STANDING on the Old Course, watching the magnificent firework display at St Andrews, I wondered if Greta Thunberg would be able to appreciate an event like this, to find joy in the celebration, or if this would be seen as just more carbon, more fire that is burning down our house, as Greta put it.

Environmentalism has often been the concern of the opulent aristocracy, most recently witnessed with Prince Harry preaching about limiting the number of children he (read we) should have. Here we find that even the joy of a new-born child is consumed by our misanthropic culture that has created the cult surrounding Greta.

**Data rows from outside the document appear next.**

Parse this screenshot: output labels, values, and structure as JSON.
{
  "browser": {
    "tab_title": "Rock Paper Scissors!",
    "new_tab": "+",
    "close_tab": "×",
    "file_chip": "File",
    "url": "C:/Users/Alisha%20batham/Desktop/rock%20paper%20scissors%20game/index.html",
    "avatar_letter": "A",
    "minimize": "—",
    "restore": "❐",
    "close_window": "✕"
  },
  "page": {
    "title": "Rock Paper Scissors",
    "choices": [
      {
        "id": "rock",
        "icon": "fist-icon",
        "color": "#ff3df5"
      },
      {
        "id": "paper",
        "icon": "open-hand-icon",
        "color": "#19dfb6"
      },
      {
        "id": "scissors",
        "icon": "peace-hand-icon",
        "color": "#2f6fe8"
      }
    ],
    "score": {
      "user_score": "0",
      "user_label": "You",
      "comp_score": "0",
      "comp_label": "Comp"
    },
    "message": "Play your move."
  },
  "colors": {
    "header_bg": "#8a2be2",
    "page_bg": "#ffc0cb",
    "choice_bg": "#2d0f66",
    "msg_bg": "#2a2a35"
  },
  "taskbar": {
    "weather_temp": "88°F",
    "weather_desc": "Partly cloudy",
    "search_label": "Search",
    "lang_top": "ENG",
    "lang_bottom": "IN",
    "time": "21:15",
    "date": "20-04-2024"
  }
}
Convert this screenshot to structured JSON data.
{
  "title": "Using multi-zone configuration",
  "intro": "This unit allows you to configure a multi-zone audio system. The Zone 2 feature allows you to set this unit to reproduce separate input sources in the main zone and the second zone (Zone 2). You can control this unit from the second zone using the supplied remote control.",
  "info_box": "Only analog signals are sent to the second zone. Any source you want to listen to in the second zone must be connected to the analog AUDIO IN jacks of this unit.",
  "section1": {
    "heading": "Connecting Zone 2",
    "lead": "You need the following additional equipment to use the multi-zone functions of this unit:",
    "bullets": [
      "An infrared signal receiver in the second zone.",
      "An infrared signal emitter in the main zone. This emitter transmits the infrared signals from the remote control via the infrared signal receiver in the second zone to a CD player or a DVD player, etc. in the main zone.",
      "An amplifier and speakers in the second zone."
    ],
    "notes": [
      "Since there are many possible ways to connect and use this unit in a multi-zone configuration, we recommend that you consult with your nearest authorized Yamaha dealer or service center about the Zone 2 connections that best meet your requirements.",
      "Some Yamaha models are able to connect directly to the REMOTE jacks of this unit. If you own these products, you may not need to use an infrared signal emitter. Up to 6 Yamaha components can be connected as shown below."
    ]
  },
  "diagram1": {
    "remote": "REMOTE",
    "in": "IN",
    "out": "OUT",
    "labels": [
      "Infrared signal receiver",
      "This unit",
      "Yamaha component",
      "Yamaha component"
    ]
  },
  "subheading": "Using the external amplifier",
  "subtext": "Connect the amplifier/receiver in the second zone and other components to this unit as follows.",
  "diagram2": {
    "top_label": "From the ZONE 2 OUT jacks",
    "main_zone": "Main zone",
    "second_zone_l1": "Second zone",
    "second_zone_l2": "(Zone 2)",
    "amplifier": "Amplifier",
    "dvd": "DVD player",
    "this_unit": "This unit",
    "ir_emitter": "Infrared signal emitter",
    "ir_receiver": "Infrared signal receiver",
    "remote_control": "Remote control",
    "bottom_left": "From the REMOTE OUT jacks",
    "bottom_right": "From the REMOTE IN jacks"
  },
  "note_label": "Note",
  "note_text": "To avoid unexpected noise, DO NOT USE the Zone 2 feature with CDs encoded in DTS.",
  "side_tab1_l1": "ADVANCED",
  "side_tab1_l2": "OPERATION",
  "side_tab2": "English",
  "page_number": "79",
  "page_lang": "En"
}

This cult masquerades as being enlightened and scientific, but it is neither. It sees itself as radical, not appearing to notice that the doors of power are being flung open at the feet of a 16-year-old with a message of fear and limits.

More religious than scientific, the moralistic knee is bent to the innocent child-prophet whose black and white (read childlike) vision of doom, portrays a fallen industrial world that needs to be reined in. Self-proclaimed liberal and radical believers, the same people who scream austerity at politicians, appear unaware that Greta’s Malthusian message, their message, is austerity forever: produce less, consume less, stop your greed.

One wonders what the 16-year-olds who make up part of the three billion of the world living in abject poverty make of the demand from the Western middle classes that we limit growth and development.

Perhaps the greatest tragedy of this movement is the suffocating atmosphere it creates. It’s one-eyed negativity about humanity not only limits our ability to see the great advances we have made but will limit our capacity to think big, to think imaginatively, to boldly go, with the help of science, technology and human ingenuity, to places we cannot yet imagine.

Environmental problems will not be solved by undermining our sense of possibilities or by training the next generation to have a profound sense of fear and loathing. Nor will it be solved by spending our time recycling and worrying about how next to limit ourselves.

Big problems are solved when we can think big, when we think on an industrial scale - when we think imaginatively and act rationally.

Today, we carry in our pockets, in our mobile phones, computational power that the men and women of the Apollo missions could only dream of. What we are losing, however, is the capacity to dream in the first place. To dare to know.